“Você já é uma mocinha”

Foto: Reprodução/Internet.

Sobre menstruação, autoconhecimento, amor próprio e ressignificar tudo isso que dá trabalho pra caramba

Eu vou tentar seguir a seguinte linha de raciocínio aqui. Por favor, tentem me acompanhar. Parece muita coisa (e é), mas elas estão todas interligadinhas:

Entender a menstruação, algo que é característico do “tornar-se mulher” na nossa sociedade, perpassa por entender como o corpo funciona não apenas em seu aspecto biológico, mas também nas esferas psicológicas (e eu acredito que corpo e psique estão muito ligados — muito mesmo, mais do que a gente imagina).
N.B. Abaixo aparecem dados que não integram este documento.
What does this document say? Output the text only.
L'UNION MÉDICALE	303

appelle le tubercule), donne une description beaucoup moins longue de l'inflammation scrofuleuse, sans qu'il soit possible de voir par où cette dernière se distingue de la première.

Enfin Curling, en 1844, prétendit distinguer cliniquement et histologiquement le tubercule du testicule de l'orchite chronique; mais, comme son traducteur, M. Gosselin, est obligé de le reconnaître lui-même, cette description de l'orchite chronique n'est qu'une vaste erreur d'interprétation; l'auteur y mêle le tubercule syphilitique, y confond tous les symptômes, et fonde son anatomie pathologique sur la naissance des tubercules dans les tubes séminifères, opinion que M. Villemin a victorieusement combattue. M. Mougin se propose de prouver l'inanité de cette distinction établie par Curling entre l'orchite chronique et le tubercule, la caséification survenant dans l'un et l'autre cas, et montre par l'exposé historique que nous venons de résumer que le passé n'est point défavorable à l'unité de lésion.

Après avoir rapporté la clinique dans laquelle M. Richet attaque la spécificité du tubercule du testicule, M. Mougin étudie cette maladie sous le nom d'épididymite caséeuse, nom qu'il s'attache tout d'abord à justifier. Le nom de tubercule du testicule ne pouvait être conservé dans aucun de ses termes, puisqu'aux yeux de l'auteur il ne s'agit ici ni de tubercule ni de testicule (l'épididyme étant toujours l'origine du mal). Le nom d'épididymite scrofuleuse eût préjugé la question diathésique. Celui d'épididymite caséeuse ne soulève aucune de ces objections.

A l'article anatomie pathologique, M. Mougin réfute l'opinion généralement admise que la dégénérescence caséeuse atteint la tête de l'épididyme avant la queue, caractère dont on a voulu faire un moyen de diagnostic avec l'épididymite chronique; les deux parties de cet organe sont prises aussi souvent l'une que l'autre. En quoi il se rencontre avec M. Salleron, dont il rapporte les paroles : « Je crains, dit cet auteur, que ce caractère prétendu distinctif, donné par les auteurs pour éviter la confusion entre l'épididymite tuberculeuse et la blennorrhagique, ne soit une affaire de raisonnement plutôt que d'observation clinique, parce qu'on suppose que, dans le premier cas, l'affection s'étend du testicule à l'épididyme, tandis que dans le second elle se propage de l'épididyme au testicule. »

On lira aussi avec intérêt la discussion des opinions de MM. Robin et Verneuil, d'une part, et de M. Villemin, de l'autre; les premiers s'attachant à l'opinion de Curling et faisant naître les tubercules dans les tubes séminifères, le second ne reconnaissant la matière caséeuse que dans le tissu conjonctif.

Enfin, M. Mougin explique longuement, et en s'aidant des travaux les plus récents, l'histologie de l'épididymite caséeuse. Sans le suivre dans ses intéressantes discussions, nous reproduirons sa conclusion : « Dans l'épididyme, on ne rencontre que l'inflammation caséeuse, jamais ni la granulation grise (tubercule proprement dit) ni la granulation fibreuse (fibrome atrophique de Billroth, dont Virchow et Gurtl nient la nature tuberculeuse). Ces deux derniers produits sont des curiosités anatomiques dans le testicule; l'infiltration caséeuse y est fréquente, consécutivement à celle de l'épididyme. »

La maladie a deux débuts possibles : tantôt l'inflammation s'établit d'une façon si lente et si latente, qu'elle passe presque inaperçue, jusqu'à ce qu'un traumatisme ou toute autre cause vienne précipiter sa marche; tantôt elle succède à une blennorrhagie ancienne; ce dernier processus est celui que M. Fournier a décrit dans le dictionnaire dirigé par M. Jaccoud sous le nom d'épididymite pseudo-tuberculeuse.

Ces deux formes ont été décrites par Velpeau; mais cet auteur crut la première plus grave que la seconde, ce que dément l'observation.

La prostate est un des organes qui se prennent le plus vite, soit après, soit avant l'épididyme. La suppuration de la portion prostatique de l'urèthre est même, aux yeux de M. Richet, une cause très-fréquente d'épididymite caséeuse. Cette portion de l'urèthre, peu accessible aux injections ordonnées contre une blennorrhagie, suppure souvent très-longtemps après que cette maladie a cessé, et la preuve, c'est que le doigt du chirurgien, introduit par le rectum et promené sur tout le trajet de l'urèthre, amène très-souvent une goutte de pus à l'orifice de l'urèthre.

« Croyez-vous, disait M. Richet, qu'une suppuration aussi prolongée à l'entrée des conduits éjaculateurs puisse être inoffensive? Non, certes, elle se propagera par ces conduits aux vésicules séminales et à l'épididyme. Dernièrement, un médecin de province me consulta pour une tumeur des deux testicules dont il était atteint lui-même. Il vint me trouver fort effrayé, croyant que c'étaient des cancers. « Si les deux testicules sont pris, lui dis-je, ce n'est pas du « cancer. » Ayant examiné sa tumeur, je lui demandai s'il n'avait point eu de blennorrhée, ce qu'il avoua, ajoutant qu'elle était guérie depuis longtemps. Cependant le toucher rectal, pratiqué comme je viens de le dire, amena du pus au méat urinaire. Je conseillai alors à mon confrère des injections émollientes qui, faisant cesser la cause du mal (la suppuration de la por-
A busca por esse entendimento requer um pouco de isolamento e muita auto-observação para compreender as mudanças que mexem tanto com a gente, os hormônios à flor da pele, o corpo te dando dicas, as alterações no humor… A forma como você lida com esses assuntos, que parecem tão triviais, podem te ajudar a se entender melhor como pessoa e, mais especificamente, como mulher, como, de um dia para o outro, alguém te diz que você já é uma mocinha, que já é uma mulher.

Estou vivendo esse processo de entender tudo isso e falo aqui como leiga, de verdade, como alguém que também tem descoberto esse universo e que anseia por poder compartilhar e aprender mais sobre ele e sobre mim mesma.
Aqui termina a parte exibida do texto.